Last summer, the London newspaper’s music critic led a pack of baying hacks who wrote or implied that the Irish mezzo Tara Erraught was too fat to sing Octavian in Rosenkavalier at Glyndebourne.
Then the same critic went for the mezzo Alice Coote who had hit back over the weight issue.
Now the fusty newspaper has provoked the wrath of Lisa Milne, the Scottish soprano who has retired early for a number of reasons, only one of which was to do with size. The Times ignored the other issues and focussed on fat.
Its report, beneath a profoundly unflattering picture of Ms Milne, begins:
Lisa Milne has given up the opera stage after years of finding “industry image standards” so “wearying and demoralising” that she underwent a breast reduction.

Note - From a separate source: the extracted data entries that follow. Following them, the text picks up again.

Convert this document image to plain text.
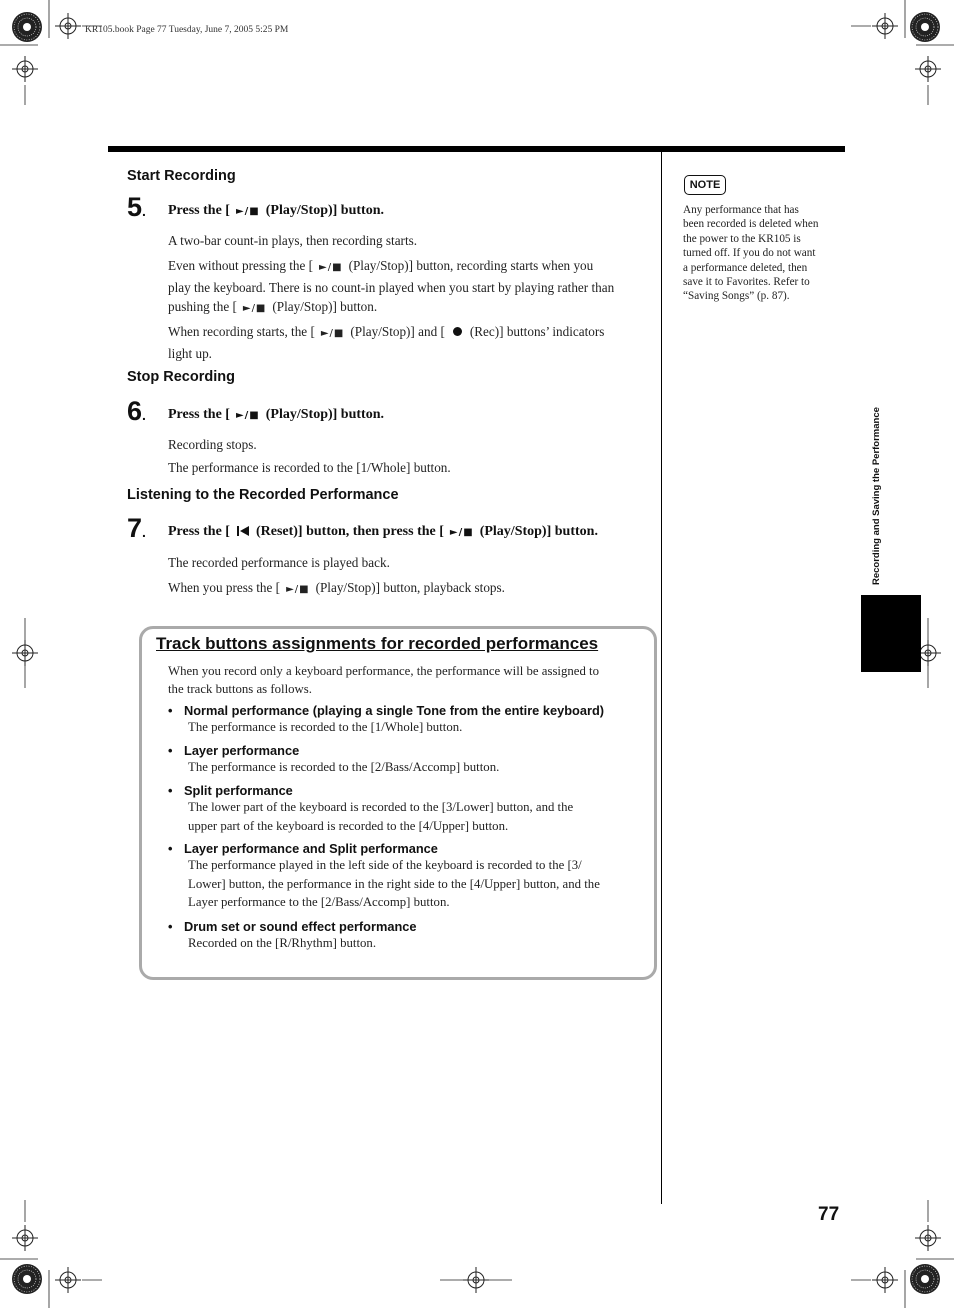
KR105.book Page 77 Tuesday, June 7, 2005 5:25 PM
Start Recording
5. Press the [ ►/■ (Play/Stop)] button.
A two-bar count-in plays, then recording starts.
Even without pressing the [ ►/■ (Play/Stop)] button, recording starts when you
play the keyboard. There is no count-in played when you start by playing rather than
pushing the [ ►/■ (Play/Stop)] button.
When recording starts, the [ ►/■ (Play/Stop)] and [ (Rec)] buttons’ indicators
light up.
Stop Recording
6. Press the [ ►/■ (Play/Stop)] button.
Recording stops.
The performance is recorded to the [1/Whole] button.
Listening to the Recorded Performance
7. Press the [ (Reset)] button, then press the [ ►/■ (Play/Stop)] button.
The recorded performance is played back.
When you press the [ ►/■ (Play/Stop)] button, playback stops.
Track buttons assignments for recorded performances
When you record only a keyboard performance, the performance will be assigned to
the track buttons as follows.
• Normal performance (playing a single Tone from the entire keyboard)
The performance is recorded to the [1/Whole] button.
• Layer performance
The performance is recorded to the [2/Bass/Accomp] button.
• Split performance
The lower part of the keyboard is recorded to the [3/Lower] button, and the
upper part of the keyboard is recorded to the [4/Upper] button.
• Layer performance and Split performance
The performance played in the left side of the keyboard is recorded to the [3/
Lower] button, the performance in the right side to the [4/Upper] button, and the
Layer performance to the [2/Bass/Accomp] button.
• Drum set or sound effect performance
Recorded on the [R/Rhythm] button.
NOTE
Any performance that has
been recorded is deleted when
the power to the KR105 is
turned off. If you do not want
a performance deleted, then
save it to Favorites. Refer to
“Saving Songs” (p. 87).
Recording and Saving the Performance
77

The Scottish soprano, who received an MBE in 2005, is retiring to teach at her alma mater, the Royal Conservatoire of Scotland (RCS), in September.
She cited a number of reasons for the move, including feeling defeated by the pressures opera put on the way she looked. Alongside surgery on her breasts, the singer said she had a gastric sleeve operation “in order to look right for the stage” and was tired of “constantly being told I wasn’t pretty enough, wasn’t slim enough, wasn’t tall enough”.
Lisa, however, is not one to take things lying down. Here’s her response:
So THE TIMES printed ‘their’ version of Kate Molleson’s story [in the Herald]. I am really upset by it. They printed a photo from The Sacrifice which was years before I had gastric surgery or breast surgery. For them to focus and headline the article as ‘Soprano quits stage ‘unable to look part’.
WRONG. I resent that implication. I quit the stage because of numerous reasons- primarily to be with my family and because I had suffered from extreme stress and anxiety due to my personal life and the pressures of being away. The issue of my ‘ looks’ was other peoples’ problem. Not mine. If companies wouldn’t employ me because of the way I looked what else could I do but try to change how I looked if I wanted to STAY in the career. I did all that but I realised after the massive losses in my personal life and the joy that was radiating from me after working with young singers that my heart and my career had changed direction.
So to The Times I say – don’t try to turn this into yet another opera singer ‘fat’ story. It isn’t my story. And Kate Molleson reflected ACCURATELY the situation. My looks and the pressure to conform were a small part of a much much bigger and more interesting story.